Closer to the White House, he’s an irritable chief of staff in In the Line of Fire, and in two other films he, perhaps presciently, plays the president. But Thompson’s real executive experience is limited. He has never run a large organization, as did that other actor to whom he’s often likened, Ronald Reagan, California’s governor for eight years. Compared with this year’s crop of presidential wannabes, he has less executive experience than, say, Mitt Romney or even former Cleveland mayor Dennis Kucinich. True, as a lawyer in Tennessee, Thompson won acclaim for representing a whistleblower in a cash-for-clemency scheme, and he did a respectable job as the Republican counsel on the Senate Watergate committee. But running anything? Please. You could argue that Thompson’s only executive experience came at an outpost called the Senate Governmental Affairs Committee, where he wielded the chairman’s gavel from 1997 to 2001. Running a committee involves setting an agenda and bringing people together; it takes some executive skill but not as much as, for example, a governorship does.

The Governmental Affairs Committee, since given the more sweeping name Homeland Security and Governmental Affairs Committee, has a purview that mostly encompasses waste. By far the most important set of hearings that Thompson managed as chairman was an examination of campaign-finance abuses during the 1996 presidential election. The hearings made front-page news for months and were covered live. They offer one of those occasions where we can judge potential presidents—how they fought for their ideals and balanced constituencies, roused the public, and moved their colleagues. At this crucial moment, Thompson blew it.

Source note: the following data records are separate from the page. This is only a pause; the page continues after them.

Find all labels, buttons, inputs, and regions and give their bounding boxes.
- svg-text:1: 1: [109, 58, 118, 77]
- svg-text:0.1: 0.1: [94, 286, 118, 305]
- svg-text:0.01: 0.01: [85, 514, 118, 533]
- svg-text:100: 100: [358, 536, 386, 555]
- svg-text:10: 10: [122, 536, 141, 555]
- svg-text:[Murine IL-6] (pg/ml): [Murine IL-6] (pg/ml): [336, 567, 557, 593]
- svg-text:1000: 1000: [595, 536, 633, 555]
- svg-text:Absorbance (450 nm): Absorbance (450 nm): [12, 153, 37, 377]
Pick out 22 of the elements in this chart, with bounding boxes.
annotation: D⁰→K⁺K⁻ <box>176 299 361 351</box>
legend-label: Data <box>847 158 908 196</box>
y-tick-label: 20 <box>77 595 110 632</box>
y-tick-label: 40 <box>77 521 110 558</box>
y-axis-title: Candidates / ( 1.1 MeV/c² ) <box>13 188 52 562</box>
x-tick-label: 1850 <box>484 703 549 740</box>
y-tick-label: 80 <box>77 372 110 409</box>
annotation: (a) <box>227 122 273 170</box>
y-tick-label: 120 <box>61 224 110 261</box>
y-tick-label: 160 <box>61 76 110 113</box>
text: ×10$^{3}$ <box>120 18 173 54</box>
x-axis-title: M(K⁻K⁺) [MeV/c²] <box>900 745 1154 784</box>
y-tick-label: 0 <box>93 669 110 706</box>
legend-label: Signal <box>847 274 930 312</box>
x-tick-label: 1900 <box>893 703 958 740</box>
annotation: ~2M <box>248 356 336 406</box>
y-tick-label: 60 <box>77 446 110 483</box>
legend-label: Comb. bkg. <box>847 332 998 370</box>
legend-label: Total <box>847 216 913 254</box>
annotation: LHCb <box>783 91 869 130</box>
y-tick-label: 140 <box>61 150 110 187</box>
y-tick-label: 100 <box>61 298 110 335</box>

The hearings began after disclosures of sleaziness in Bill Clinton’s 1996 reelection campaign. Some of those incidents are now well-known. There was Al Gore’s famed visit to a Buddhist temple in California and the White House coffees for top donors, not to mention the practice of allowing major contributors to stay in the Lincoln Bedroom. (Hey, better that than, say, letting oil bigwigs have their way, as seems to have happened with Dick Cheney’s energy task force of a few years back.) Some Clinton donors, 22 to be exact, were convicted of making illegal campaign contributions. The names of those embroiled—James Riady, Maria Hsia, John Huang—read like answers in a ’90s version of political Trivial Pursuit. (I should note that my spouse worked for Bill Clinton’s 1992 presidential bid and now works for Hillary Clinton, but did not work on the 1996 campaign.)

In 1997, as these revelations unfolded, Thompson used his chairman’s powers to investigate. For Thompson, the hearings represented his highest-profile appearance since being elected a senator from Tennessee in 1994, when he took over the seat vacated by Al Gore. Then as now, Thompson was a star, and the campaign-finance hearings should have been a natural fit for him. During the 1973 Senate Watergate hearings, Thompson earned plaudits for his bipartisanship and for famously asking the questions that revealed to the public the existence of a White House taping system.